Per 30 anni, a partire dal 1991, il festival ha lavorato per creare una maggiore consapevolezza e orgoglio tra i Sami. Oggi è una realtà internazionale e nel 2009 ha ottenuto lo status di national hub, ovvero è diventato uno dei 12 festival a cui è garantito il supporto dello Stato.
Le origini di questo Festival risalgono al 1991, quando alcuni giovani Sami si riuniscono per una serata fra amici. Nasce un discorso che è una delle argomentazioni più importanti e che da sempre è motivo di discussione e confronto: il riscatto e la celebrazione della propria identità, il riconoscimento delle proprie radici.
Sono ancora molti infatti, coloro i quali associano l’essere Sami a qualcosa di negativo, alla vergogna. Questo sentire serpeggia fra i giovani come fra gli anziani e in molti non conoscono la propria lingua. Parlano solo norvegese, capiscono appena la lingua parlata dai propri nonni.
Ed è questo gruppo di giovani che sente di voler dar vita a un vero e proprio “riscatto” attraverso l’arte, la musica, l’espressione delle proprie tradizioni. Non da subito però il Festival è ben accolto. I giovani trovano molte resistenze, vengono derisi, visti come sognatori o folli. I cartelloni che indicano l’inizio del festival vengono bruciati, vengono avviati dei veri e propri atti di sabotaggio ad opera dei Sami stessi. Le persone infatti sono divise: da un lato la voglia di riconoscere e abbracciare il proprio passato, dall’altra l’abitudine ormai antica del rinnegarlo.

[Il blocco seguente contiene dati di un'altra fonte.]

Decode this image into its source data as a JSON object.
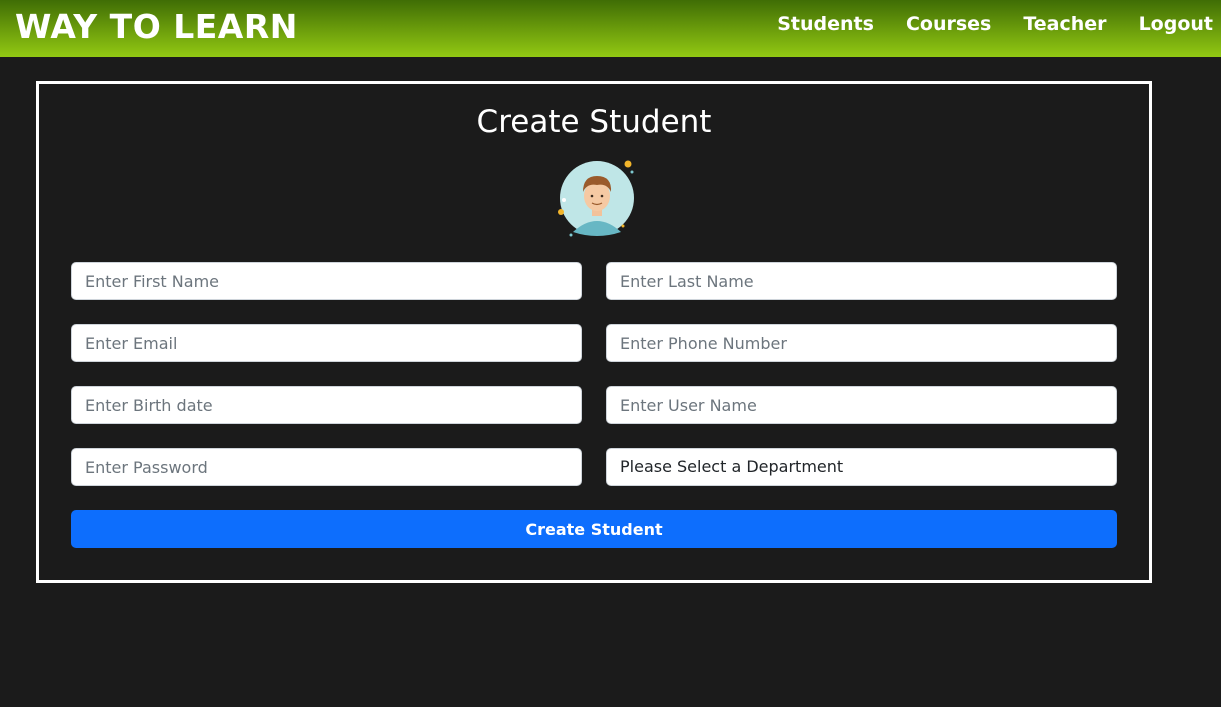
{
  "navbar": {
    "brand": "WAY TO LEARN",
    "links": [
      "Students",
      "Courses",
      "Teacher",
      "Logout"
    ],
    "colors": {
      "gradient_top": "#3f6d05",
      "gradient_bottom": "#92c913"
    }
  },
  "form": {
    "title": "Create Student",
    "avatar_icon": "student-avatar-icon",
    "fields": {
      "first_name": {
        "placeholder": "Enter First Name",
        "value": ""
      },
      "last_name": {
        "placeholder": "Enter Last Name",
        "value": ""
      },
      "email": {
        "placeholder": "Enter Email",
        "value": ""
      },
      "phone": {
        "placeholder": "Enter Phone Number",
        "value": ""
      },
      "birth_date": {
        "placeholder": "Enter Birth date",
        "value": ""
      },
      "user_name": {
        "placeholder": "Enter User Name",
        "value": ""
      },
      "password": {
        "placeholder": "Enter Password",
        "value": ""
      },
      "department": {
        "selected": "Please Select a Department"
      }
    },
    "submit_label": "Create Student",
    "colors": {
      "submit": "#0d6efd",
      "background": "#1b1b1b",
      "border": "#ffffff"
    }
  }
}
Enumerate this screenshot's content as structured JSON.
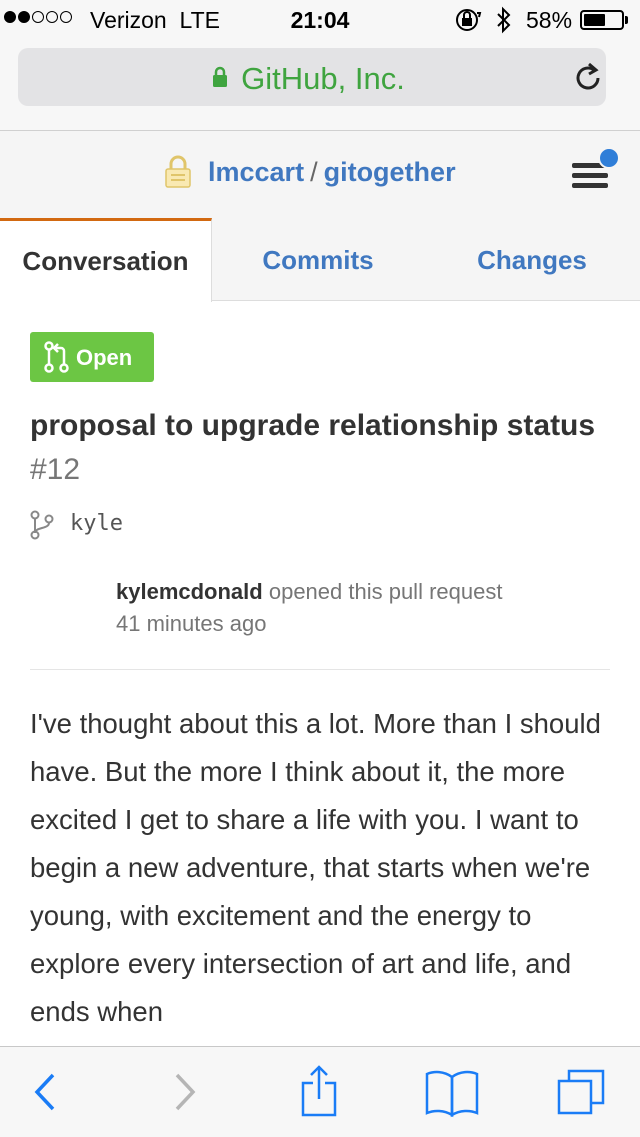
{
  "status_bar": {
    "carrier": "Verizon",
    "network": "LTE",
    "time": "21:04",
    "battery_pct": "58%",
    "battery_level": 0.58,
    "signal_bars": 2,
    "signal_total": 5
  },
  "browser": {
    "url_text": "GitHub, Inc.",
    "url_color": "#3fa43f"
  },
  "repo": {
    "owner": "lmccart",
    "separator": "/",
    "name": "gitogether"
  },
  "tabs": [
    {
      "label": "Conversation",
      "active": true
    },
    {
      "label": "Commits",
      "active": false
    },
    {
      "label": "Changes",
      "active": false
    }
  ],
  "pull_request": {
    "state": "Open",
    "state_color": "#6cc644",
    "title": "proposal to upgrade relationship status",
    "number": "#12",
    "branch": "kyle",
    "author": "kylemcdonald",
    "action": "opened this pull request",
    "time_ago": "41 minutes ago",
    "body": "I've thought about this a lot. More than I should have. But the more I think about it, the more excited I get to share a life with you. I want to begin a new adventure, that starts when we're young, with excitement and the energy to explore every intersection of art and life, and ends when"
  },
  "icons": {
    "status": [
      "rotation-lock-icon",
      "bluetooth-icon",
      "battery-icon"
    ],
    "toolbar": [
      "back-icon",
      "forward-icon",
      "share-icon",
      "bookmarks-icon",
      "tabs-icon"
    ]
  }
}
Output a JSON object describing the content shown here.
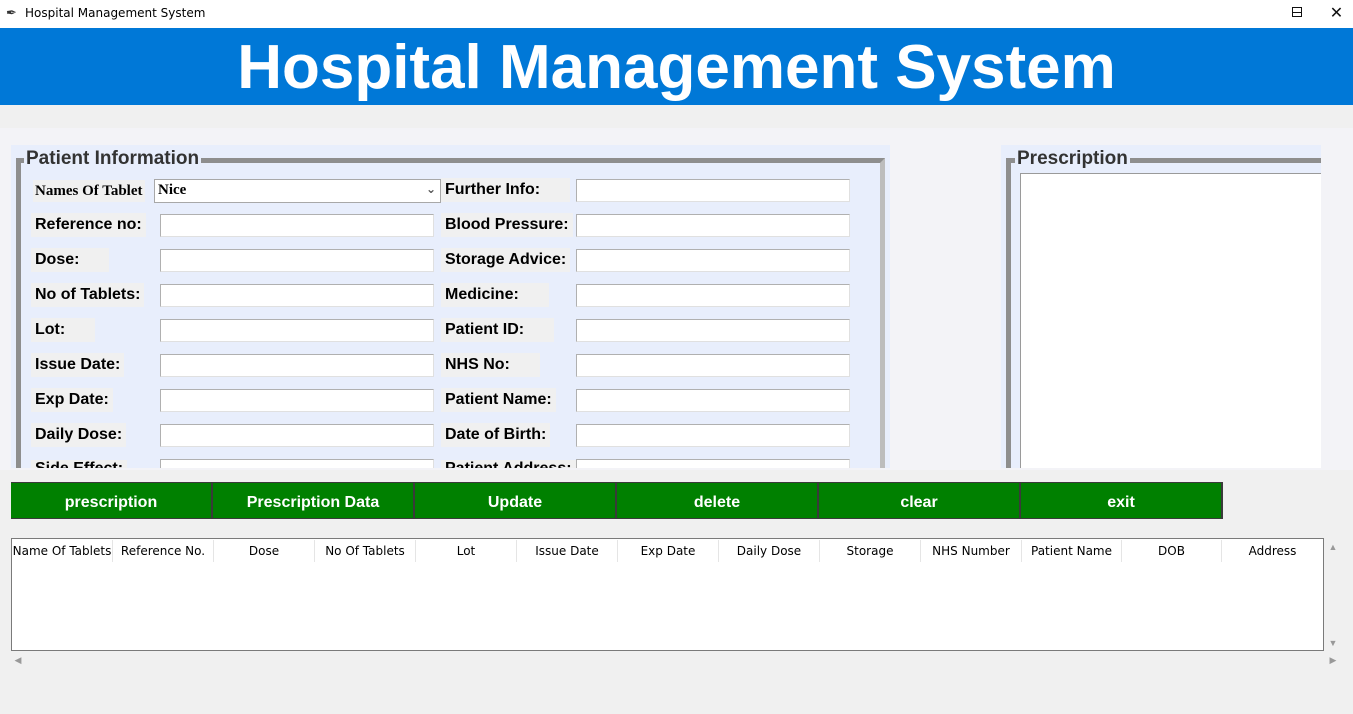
{
  "window": {
    "title": "Hospital Management System",
    "minimize_glyph": "—",
    "maximize_glyph": "☐",
    "close_glyph": "✕"
  },
  "header": {
    "title": "Hospital Management System"
  },
  "patient_info": {
    "legend": "Patient Information",
    "names_of_tablet_label": "Names Of Tablet",
    "names_of_tablet_value": "Nice",
    "left_labels": [
      "Reference no:",
      "Dose:",
      "No of Tablets:",
      "Lot:",
      "Issue Date:",
      "Exp Date:",
      "Daily Dose:",
      "Side Effect:"
    ],
    "right_labels": [
      "Further Info:",
      "Blood Pressure:",
      "Storage Advice:",
      "Medicine:",
      "Patient ID:",
      "NHS No:",
      "Patient Name:",
      "Date of Birth:",
      "Patient Address:"
    ]
  },
  "prescription": {
    "legend": "Prescription",
    "text": ""
  },
  "buttons": [
    "prescription",
    "Prescription Data",
    "Update",
    "delete",
    "clear",
    "exit"
  ],
  "table": {
    "columns": [
      "Name Of Tablets",
      "Reference No.",
      "Dose",
      "No Of Tablets",
      "Lot",
      "Issue Date",
      "Exp Date",
      "Daily Dose",
      "Storage",
      "NHS Number",
      "Patient Name",
      "DOB",
      "Address"
    ],
    "rows": []
  },
  "icons": {
    "app": "feather-icon",
    "dropdown": "chevron-down-icon",
    "scroll_up": "triangle-up-icon",
    "scroll_down": "triangle-down-icon",
    "scroll_left": "triangle-left-icon",
    "scroll_right": "triangle-right-icon"
  },
  "colors": {
    "header_bg": "#0078d7",
    "button_bg": "#008000",
    "form_bg": "#e8eefc"
  }
}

Nonostante tutto, i ragazzi non mollano e il festival cresce anno dopo anno in grandezza e in finalità. Le resistenze contro questo evento diventano sempre meno forti e anzi il Festival inizia a ottenere riconoscimento e supporto dalle attività locali, dal pubblico e dagli artisti. Si risveglia fra i giovani la voglia di parlare la lingua Sami e vengono organizzati corsi per insegnarla e workshop per imparare a realizzare i Duodji, oggetti artigianali della tradizione.
Nel 2017 è Sua Altezza la Regina di Norvegia, Sonja Haraldsen, a dare il via all’edizione annuale dell’evento. Ma è con il prossimo aprile 2022 che i Sami vivranno un altro momento importantissimo: per la prima volta, infatti, presenzieranno alla Biennale di Venezia con un padiglione interamente dedicato alla loro cultura e alla loro storia.
Gli artisti coinvolti sono Pauliina Feodoroff, Máret Ánne Sara, Anders Sunna .
Tutti, tramite la loro arte, trasmettono un messaggio fondamentale per il popolo Sami: ascoltate i nativi, convivono da sempre con la Terra, sanno cosa bisogna fare.
L’attivismo politico sposa l’arte e viceversa. Le opere d’arte che verranno presentate infatti, hanno tutte lo scopo finale di divulgare l’importanza della tutela dell’ambiente inteso come “casa” di popoli artici che su questa terra, da sempre, hanno basato la loro storia.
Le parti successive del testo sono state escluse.